Temat jest bardzo ciekawy.
Właśnie w odpowiedzi na pytanie, napisałem dość obszerny wywód. Ponieważ dotyczyć to może każdego, a na odpowiedzią się napracowałem, to może to być też niezła zajawka na rozpoczęcie szerszej dyskusji oraz wyrażenie jak ja to właściwie widzę. Pozwolę sobie więc zacytować jedynie swoją własną wypowiedź w tamtej dyskusji. Zapraszam też do merytorycznej dyskusji na formu:
Dla mnie, miłość i pragnienia seksualne to dwie różne sfery naszego życia, które niekoniecznie muszą być w konflikcie. W rzeczywistości, zdrowy związek często zakłada akceptację i zrozumienie dla pragnień i fantazji partnera lub partnerki. Miłość w związku oznacza nie tylko zaakceptowanie dobrej strony drugiej osoby, ale również jej słabszych i bardziej intymnych aspektów. Przecież wiele osób ma wyuzdane fantazje lub specyficzne pragnienia seksualne, które niekoniecznie odzwierciedlają ich uczucia miłosne ani nie wpływają na relację partnerską. Dla niektórych ludzi seks jest oddzieloną sferą od miłości i emocji.
Moim zdaniem zaangażowanie się w cuckold, to właśnie dowód głębokiego zaufania i miłości. Dla mnie dodatkowy facet to z jednej strony narzędzie do dawania przyjemności. To wewnętrzne jest pragnienie, które we mnie drzemie, jest jak nieodłączna część mojej duszy, nieodłączny element mojej psychiki. Jest tak samo naturalne i głęboko zakorzenione jak orientacja seksualna. Z mojego punktu widzenia, w takiej sytuacji ten dodatkowy facet w sypialni jest jak dildo, ale z przyczepionym człowiekiem z drugiej strony. To jakby autonomiczny wibrator z bogatym zestawem funkcji i ustawień. Dzięki swej autonomii oraz temu, że to prawdziwy, żywy człowiek, może dać o wiele więcej przyjemności. Zwłaszcza, jeżeli ten człowiek wzbudza w żonie jakieś silne emocje. Ale nadal jest to tylko fizyczny akt, nie ma nic wspólnego z miłością, która jest ponad to. To jak tlen, podsycający ogień moich uczuć. Pragnę by mój żona zaznała jak najwięcej przyjemności, pragnę to oglądać i widzieć jak wije się w orgazmach z innym gościem a może to być 2 lub 3 w tym samym czasie. Pragnienie tego, dawania żonie takiej dawki przyjemności jest niewyobrażalne. Chcę być tego świadkiem, uczestniczyć w tym, napawać się tym.

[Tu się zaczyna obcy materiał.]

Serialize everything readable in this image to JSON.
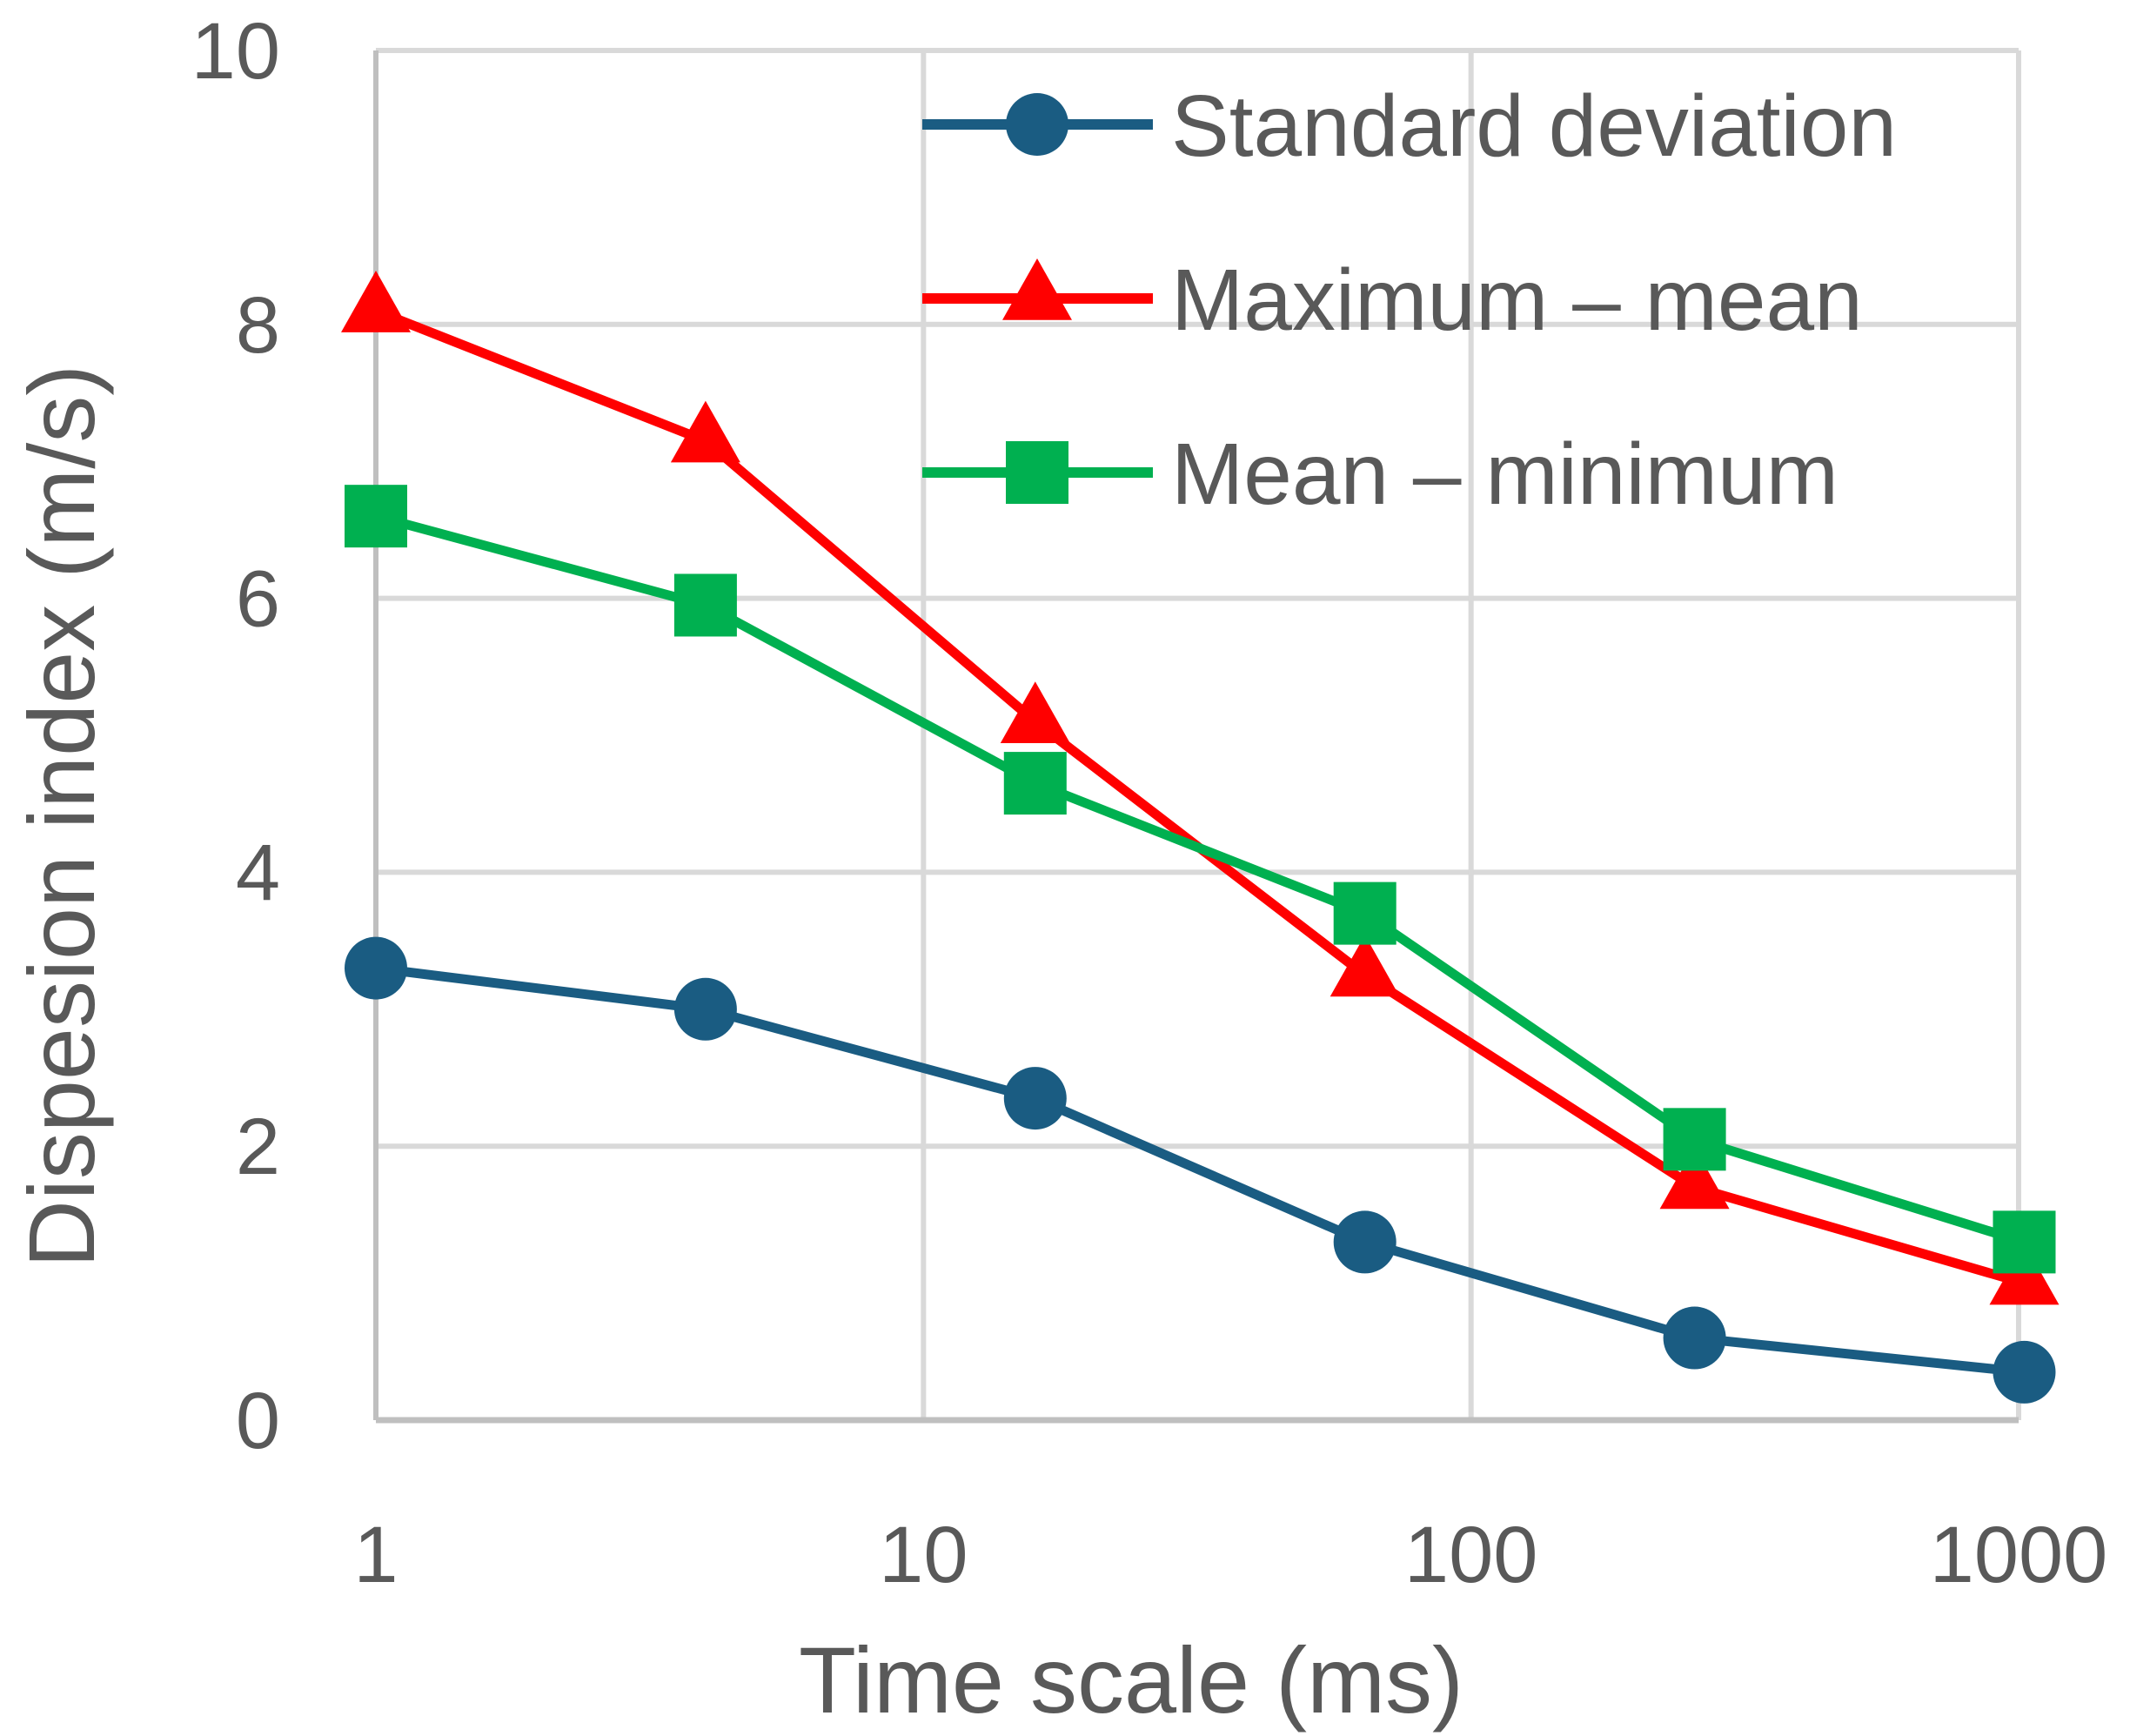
{
  "chart_data": {
    "type": "line",
    "x_scale": "log",
    "x": [
      1,
      4,
      16,
      64,
      256,
      1024
    ],
    "series": [
      {
        "name": "Standard deviation",
        "color": "#1a5c82",
        "marker": "circle",
        "values": [
          3.3,
          3.0,
          2.35,
          1.3,
          0.6,
          0.35
        ]
      },
      {
        "name": "Maximum – mean",
        "color": "#ff0000",
        "marker": "triangle",
        "values": [
          8.1,
          7.15,
          5.1,
          3.25,
          1.7,
          1.0
        ]
      },
      {
        "name": "Mean – minimum",
        "color": "#00b050",
        "marker": "square",
        "values": [
          6.6,
          5.95,
          4.65,
          3.7,
          2.05,
          1.3
        ]
      }
    ],
    "xlabel": "Time scale (ms)",
    "ylabel": "Dispesion index (m/s)",
    "xlim": [
      1,
      1000
    ],
    "ylim": [
      0,
      10
    ],
    "x_ticks": [
      1,
      10,
      100,
      1000
    ],
    "x_tick_labels": [
      "1",
      "10",
      "100",
      "1000"
    ],
    "y_ticks": [
      0,
      2,
      4,
      6,
      8,
      10
    ],
    "y_tick_labels": [
      "0",
      "2",
      "4",
      "6",
      "8",
      "10"
    ],
    "grid": true,
    "legend_position": "top-right",
    "grid_color": "#d9d9d9"
  }
}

Jak sobie wyobrażam ją w takiej sytuacji, to też czuję zazdrość i wściekłość. Przez moją głowę przechodzi tysiące myśli i emocji, aż mnie rozsadzają. To taka dualność uczuć. Zazdrość miesza się z podnieceniem. A wszystko razem zmienia się w jeszcze coś, coś zupełnie innego... w coś o wiele mocniejszego. Dającego niesamowitego kopa.

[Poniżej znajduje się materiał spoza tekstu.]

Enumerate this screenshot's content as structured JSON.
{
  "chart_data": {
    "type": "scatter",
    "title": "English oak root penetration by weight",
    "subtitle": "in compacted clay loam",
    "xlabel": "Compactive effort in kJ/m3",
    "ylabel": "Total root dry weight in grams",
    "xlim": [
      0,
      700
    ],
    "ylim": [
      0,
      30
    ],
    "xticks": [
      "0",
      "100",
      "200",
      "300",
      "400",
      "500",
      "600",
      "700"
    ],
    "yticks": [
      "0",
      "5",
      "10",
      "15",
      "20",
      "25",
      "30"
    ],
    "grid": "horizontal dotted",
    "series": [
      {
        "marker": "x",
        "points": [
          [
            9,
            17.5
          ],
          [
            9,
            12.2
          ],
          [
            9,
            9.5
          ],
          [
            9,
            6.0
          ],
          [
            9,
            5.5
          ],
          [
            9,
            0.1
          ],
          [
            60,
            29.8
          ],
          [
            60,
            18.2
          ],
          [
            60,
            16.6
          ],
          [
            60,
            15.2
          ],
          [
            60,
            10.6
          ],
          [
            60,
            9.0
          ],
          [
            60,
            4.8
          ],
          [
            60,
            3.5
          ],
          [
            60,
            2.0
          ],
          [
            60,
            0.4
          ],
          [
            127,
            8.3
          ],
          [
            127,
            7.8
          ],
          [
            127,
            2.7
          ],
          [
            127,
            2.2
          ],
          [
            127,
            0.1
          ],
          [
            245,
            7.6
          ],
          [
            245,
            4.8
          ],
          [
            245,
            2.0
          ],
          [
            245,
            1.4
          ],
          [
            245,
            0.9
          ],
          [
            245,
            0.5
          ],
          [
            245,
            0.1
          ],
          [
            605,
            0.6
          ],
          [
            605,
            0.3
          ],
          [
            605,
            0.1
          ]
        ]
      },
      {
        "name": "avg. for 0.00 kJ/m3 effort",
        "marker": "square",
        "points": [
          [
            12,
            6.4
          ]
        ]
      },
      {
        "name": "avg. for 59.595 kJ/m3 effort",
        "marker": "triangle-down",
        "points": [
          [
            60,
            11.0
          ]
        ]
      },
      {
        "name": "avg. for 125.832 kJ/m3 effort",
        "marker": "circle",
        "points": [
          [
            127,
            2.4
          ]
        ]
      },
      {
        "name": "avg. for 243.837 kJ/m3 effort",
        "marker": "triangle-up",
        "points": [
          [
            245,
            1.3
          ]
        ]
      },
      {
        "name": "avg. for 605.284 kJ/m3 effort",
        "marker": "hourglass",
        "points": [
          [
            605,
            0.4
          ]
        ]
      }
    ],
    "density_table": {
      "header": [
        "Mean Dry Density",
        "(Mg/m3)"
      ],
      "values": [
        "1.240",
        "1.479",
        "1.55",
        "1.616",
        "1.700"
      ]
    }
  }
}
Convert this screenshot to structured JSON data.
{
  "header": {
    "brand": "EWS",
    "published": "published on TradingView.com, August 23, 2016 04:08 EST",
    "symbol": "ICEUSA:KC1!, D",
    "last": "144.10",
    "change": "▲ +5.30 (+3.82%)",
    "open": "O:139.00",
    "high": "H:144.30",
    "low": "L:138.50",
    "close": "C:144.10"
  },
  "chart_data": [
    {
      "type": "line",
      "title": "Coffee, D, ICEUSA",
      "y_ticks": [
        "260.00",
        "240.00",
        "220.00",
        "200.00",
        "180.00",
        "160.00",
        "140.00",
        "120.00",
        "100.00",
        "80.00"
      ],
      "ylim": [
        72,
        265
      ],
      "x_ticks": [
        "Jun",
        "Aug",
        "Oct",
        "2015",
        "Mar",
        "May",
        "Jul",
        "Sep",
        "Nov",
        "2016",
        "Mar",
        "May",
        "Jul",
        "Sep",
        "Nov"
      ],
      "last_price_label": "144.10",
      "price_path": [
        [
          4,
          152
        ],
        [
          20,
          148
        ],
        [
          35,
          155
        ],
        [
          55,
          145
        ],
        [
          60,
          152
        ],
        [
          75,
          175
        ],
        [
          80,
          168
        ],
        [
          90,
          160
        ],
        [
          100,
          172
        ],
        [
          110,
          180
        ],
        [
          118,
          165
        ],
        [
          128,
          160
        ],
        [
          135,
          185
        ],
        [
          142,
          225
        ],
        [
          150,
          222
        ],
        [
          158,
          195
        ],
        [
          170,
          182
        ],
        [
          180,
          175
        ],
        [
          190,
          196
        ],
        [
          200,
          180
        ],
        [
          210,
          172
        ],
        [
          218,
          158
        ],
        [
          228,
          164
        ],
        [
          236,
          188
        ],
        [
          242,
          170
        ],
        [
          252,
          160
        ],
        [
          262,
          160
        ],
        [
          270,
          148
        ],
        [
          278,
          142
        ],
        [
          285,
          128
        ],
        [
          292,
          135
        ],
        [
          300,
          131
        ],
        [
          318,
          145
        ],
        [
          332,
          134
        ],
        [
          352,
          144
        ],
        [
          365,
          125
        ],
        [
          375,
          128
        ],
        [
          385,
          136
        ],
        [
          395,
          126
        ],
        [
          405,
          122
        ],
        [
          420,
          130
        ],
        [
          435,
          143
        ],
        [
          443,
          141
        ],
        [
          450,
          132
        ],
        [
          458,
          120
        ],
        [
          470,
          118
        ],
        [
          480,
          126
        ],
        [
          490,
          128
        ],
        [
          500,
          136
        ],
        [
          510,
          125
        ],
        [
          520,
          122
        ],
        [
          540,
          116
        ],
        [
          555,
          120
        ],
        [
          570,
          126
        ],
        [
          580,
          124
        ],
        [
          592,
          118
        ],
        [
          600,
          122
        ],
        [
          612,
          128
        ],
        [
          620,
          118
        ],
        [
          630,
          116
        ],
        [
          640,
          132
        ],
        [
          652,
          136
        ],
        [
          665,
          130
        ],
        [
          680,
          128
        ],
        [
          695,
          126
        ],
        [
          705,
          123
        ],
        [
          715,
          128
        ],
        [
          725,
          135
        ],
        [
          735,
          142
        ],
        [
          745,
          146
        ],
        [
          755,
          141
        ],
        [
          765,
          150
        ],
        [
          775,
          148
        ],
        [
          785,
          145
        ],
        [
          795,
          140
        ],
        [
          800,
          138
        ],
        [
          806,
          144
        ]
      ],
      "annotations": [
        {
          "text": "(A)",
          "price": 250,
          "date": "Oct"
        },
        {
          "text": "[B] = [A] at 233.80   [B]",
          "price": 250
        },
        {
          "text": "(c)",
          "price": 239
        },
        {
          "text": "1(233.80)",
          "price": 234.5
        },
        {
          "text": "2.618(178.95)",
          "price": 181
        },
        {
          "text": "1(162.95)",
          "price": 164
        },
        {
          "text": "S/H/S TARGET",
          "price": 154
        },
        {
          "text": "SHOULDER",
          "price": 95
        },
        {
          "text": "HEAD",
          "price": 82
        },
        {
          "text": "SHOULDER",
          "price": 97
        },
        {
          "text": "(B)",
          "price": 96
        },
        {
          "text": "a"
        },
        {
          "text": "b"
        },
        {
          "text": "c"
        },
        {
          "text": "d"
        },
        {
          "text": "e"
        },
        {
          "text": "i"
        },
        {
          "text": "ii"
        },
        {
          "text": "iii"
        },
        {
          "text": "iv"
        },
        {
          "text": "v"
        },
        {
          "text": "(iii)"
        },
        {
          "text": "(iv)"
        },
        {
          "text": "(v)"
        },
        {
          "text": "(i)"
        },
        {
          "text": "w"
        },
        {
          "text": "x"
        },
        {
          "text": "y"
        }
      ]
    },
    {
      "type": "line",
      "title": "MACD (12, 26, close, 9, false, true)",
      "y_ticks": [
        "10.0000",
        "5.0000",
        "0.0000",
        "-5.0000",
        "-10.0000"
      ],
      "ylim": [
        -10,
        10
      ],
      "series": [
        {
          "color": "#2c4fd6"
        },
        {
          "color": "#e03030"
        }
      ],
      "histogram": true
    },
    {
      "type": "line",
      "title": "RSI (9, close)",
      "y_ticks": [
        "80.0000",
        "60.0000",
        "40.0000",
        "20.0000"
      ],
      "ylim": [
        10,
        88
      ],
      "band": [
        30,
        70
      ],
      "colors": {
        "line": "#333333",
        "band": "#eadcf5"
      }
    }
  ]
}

Jeżeli Twój mąż tak by to widział... Jako narzędzie do dawania Tobie przyjemności i to na takim poziomie, na jakim nigdy sam by nie zdołał. Jakby zaufał, że to jest coś rozdzielnego od normalnego życia. Na 90% jak sobie wyobraża Ciebie wijącą się w orgazmach z innym, to pałka mu staje. Po prostu nie chce, boi się do tego przyznać. Obawia się, że zostanie posądzony o to, że traktuje Cię jedynie fizycznie, uprzedmiotawia. Albo boi się, że okaże się gorszym kochankiem.

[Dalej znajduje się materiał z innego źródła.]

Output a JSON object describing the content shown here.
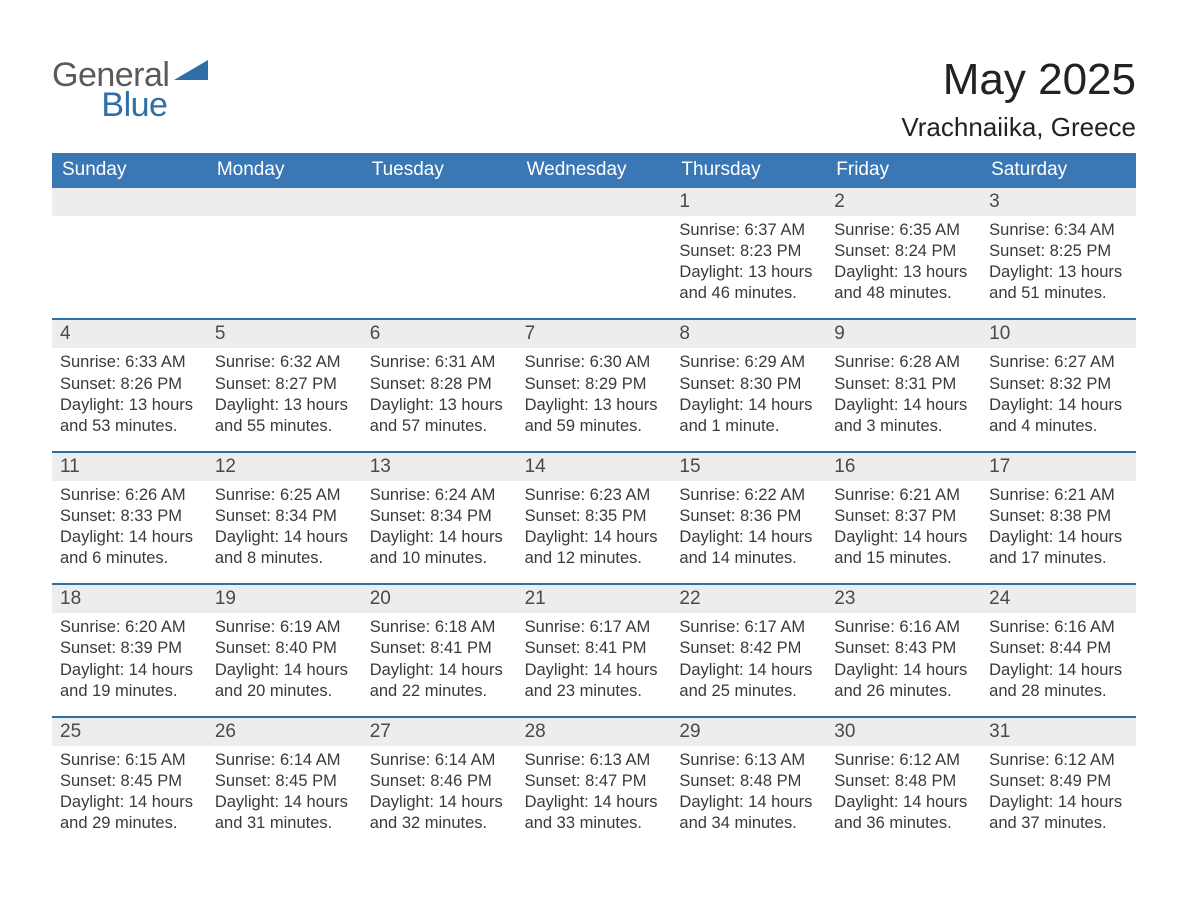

Ja osobiście wolałbym, by jeżeli coś takiego się stało, to właśnie z bardzo utalentowanym, bardzo dobrze zbudowanym i wyposażonym gościem, który dokładnie wie co robi, i by robił to jak najlepiej. Po jaką cholerę miałaby się oddawać w ręce i władanie jakiegoś partacza. Jak szaleć - to na całego. Bez limitów i niepotrzebnego ograniczania przyjemności.